Die Bilder der Barbara Heinisch, so expressiv sie sind, so authentisch für die kurze Zeitspanne, in der sie in einem Prozeß von Performance und Malakt entstehen, haben mit der neo-expressionistischen Malerei der vergangenen Jahre so gut wie nichts zu tun. Denn sie sind Zeugnisse einer gemeinsamen Handlung, Beispiele eines inneren Einverständnisses und Ergebnis einer enormen Spannung. Barbara Heinisch arbeitet zwar "mit Modell", aber sie läßt es nicht in einer Pose erstarren. Seine eigene Ausstrahlung, seine eigene Lebendigkeit, so schreibt sie, gehören dazu. Wenn es ihr gelingt, die Bewegungen des Modells hinter einer Leinwand mit Farben auf der Vorderseite der Leinwand festzuhalten, wird solches Ereignis am Ende zur "Komposition". Dieser Aktivierung des Modells hat die Heinisch bisher fast ihre gesamte Arbeit gewidmet. Als Schülerin von Beuys in Düsseldorf und später unter anderem von Hödicke in Berlin ging es ihr sowohl um eine "Öffnung" erstarrter Praktiken wie um das Bild.

Aktion und Bild also, zu neuer Einheit gebracht, auch zu einer bis dahin nicht vorhandenen Beziehung zwischen Malerin und "Modell". Heinz Ohff, der in Berlin eine der ersten Performances mit Malaktion – für Barbara Heinisch geht es am Ende um das Bild – miterlebt hat, schildert das "Ritual" eines solchen Abends als einen der nicht eben häufigen "Höhepunkte in jedem Expertenleben". Denn, so Ohff: "Die Malerin hatte dem besonders unübersichtlich geratenen Mosaik der siebziger Jahre ein Steinchen hinzugefügt, das es einem ermöglichte, den – oder doch zumindest einen – Zusammenhang wiederzufinden, der vorübergehend verloren schien." Sie habe damals – es war 1977 – "einen Weg aufgewiesen, der zwischen und mit all diesen Gegensätzen", das heißt Action und Performance-Art, neues Tafelbild und Kunst-im-Kopf, Minimal-Art und individuelle Mythologie gangbar war.

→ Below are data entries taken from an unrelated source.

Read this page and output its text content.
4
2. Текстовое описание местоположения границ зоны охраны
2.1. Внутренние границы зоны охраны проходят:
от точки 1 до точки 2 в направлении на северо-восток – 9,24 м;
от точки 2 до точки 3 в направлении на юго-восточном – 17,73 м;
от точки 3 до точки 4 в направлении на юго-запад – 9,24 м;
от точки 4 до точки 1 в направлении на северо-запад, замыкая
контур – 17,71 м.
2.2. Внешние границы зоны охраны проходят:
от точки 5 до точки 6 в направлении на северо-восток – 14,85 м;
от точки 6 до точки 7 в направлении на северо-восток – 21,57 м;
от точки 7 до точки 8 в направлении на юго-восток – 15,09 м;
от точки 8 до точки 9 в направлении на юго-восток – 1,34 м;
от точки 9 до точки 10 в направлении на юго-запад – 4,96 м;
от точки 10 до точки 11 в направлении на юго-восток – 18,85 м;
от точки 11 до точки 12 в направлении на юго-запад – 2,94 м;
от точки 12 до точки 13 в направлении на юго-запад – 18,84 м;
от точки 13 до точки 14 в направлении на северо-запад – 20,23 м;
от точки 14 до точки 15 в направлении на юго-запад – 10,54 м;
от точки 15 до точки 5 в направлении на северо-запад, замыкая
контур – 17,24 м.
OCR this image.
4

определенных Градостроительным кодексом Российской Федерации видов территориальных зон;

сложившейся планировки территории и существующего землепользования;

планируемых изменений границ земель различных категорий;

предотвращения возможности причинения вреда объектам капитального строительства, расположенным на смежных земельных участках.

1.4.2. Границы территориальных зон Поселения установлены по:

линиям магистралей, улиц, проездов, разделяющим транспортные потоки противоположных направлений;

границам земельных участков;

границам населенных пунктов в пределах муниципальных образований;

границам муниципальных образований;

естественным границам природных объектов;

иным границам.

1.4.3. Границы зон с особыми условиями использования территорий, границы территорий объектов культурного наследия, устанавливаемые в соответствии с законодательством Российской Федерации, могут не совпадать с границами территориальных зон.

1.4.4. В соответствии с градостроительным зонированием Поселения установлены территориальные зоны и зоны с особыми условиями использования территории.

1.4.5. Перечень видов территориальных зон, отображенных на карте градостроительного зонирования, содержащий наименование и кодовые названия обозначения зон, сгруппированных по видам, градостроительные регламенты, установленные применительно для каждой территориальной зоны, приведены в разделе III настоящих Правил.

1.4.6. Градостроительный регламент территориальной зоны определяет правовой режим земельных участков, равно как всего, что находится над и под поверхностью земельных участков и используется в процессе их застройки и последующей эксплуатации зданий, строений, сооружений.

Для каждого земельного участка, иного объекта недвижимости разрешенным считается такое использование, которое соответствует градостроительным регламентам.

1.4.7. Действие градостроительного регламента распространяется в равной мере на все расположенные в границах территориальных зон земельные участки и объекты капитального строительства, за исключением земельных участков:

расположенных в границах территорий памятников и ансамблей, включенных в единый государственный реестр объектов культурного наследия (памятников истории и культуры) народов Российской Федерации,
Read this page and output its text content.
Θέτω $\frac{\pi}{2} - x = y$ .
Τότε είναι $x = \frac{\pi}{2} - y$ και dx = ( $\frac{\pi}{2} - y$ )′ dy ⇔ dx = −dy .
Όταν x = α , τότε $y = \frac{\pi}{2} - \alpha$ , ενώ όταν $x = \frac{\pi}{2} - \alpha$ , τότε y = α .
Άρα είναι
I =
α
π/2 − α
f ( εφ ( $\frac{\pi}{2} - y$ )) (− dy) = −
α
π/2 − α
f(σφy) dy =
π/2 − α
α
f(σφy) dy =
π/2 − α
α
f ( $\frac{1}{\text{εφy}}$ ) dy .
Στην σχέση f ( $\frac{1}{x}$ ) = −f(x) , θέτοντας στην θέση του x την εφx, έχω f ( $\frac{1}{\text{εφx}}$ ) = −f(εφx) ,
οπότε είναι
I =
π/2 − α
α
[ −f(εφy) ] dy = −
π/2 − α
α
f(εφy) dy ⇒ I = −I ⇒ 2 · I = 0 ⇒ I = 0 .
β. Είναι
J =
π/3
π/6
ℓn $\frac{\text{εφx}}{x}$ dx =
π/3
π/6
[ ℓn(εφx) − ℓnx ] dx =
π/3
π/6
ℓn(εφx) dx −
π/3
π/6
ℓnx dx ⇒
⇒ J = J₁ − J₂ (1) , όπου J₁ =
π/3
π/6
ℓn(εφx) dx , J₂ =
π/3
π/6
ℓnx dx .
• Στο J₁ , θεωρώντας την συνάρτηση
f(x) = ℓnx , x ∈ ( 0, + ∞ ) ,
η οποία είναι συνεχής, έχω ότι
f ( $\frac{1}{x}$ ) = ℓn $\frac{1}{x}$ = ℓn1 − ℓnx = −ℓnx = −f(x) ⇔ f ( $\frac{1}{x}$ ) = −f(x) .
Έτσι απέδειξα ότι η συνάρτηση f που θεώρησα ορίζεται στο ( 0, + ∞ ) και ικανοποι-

Die Heinisch ist konsequent geblieben. Nicht Körperabdrücke, wie sie von Yves Klein in seinen Malaktionen mit Modell ins Bild gebracht wurden, sind ihre Sache und auch nicht die Performance, die nur durch Mittel der Dokumentation wie Photographie oder Video-Aufzeichnung bewahrt werden kann. Sie hat, in der Spannung von ekstatischer Malaktion und Konzentration auf das während des Malens für sie hinter einer Leinwand oder Nessel nur als Schatten, bzw. Körperrelief sichtbare Modell, eine neue Art von Bildern geschaffen, in denen die Wahrheit nicht allein auf der Vorderseite und auch nicht hinter dem Bild, sondern in der Verschmelzung von beidem besteht. Einfacher gesagt: sie kann nur malen, was sich gemeinsam mit der tanzenden und sich bewegenden Partnerin oder dem Partner ergibt. Die Spannungen zwischen der eigenen konzentrierten, aufs Werk gerichteten Erregtheit und den Bewegungen des Modells lassen Willkür nicht oder kaum zu. Es geht der Malerin um eine Wirklichkeit des Bildes aus sinnlicher Kraft und gleichzeitig um eine Malerei, zu der – sie hat es mehrfach gesagt – Liebe die Voraussetzung ist.

Einige Bilder "enden" damit, daß das Modell, an einer von der Künstlerin angegebenen Stelle, die Leinwand aufschlitzt und unter Umständen auch durch das Bild nach vorn hindurchsteigt. Die Öffnung wird zum symbolischen Akt und zur Befreiung, aber auch zum Zeichen der Vereinigung. In solchen Momenten sieht Barbara Heinisch eine Erfüllung, die über das Bild hinausgeht. Ihre Malerei verlangt eine Disziplin, die Selbstdarstellung in der Malaktion so gut wie ausschließt. Extreme begegnen sich, mit allen Risiken des Gelingens und des Nicht-Gelingens: gewissermaßen Ekstase unter Kontrolle.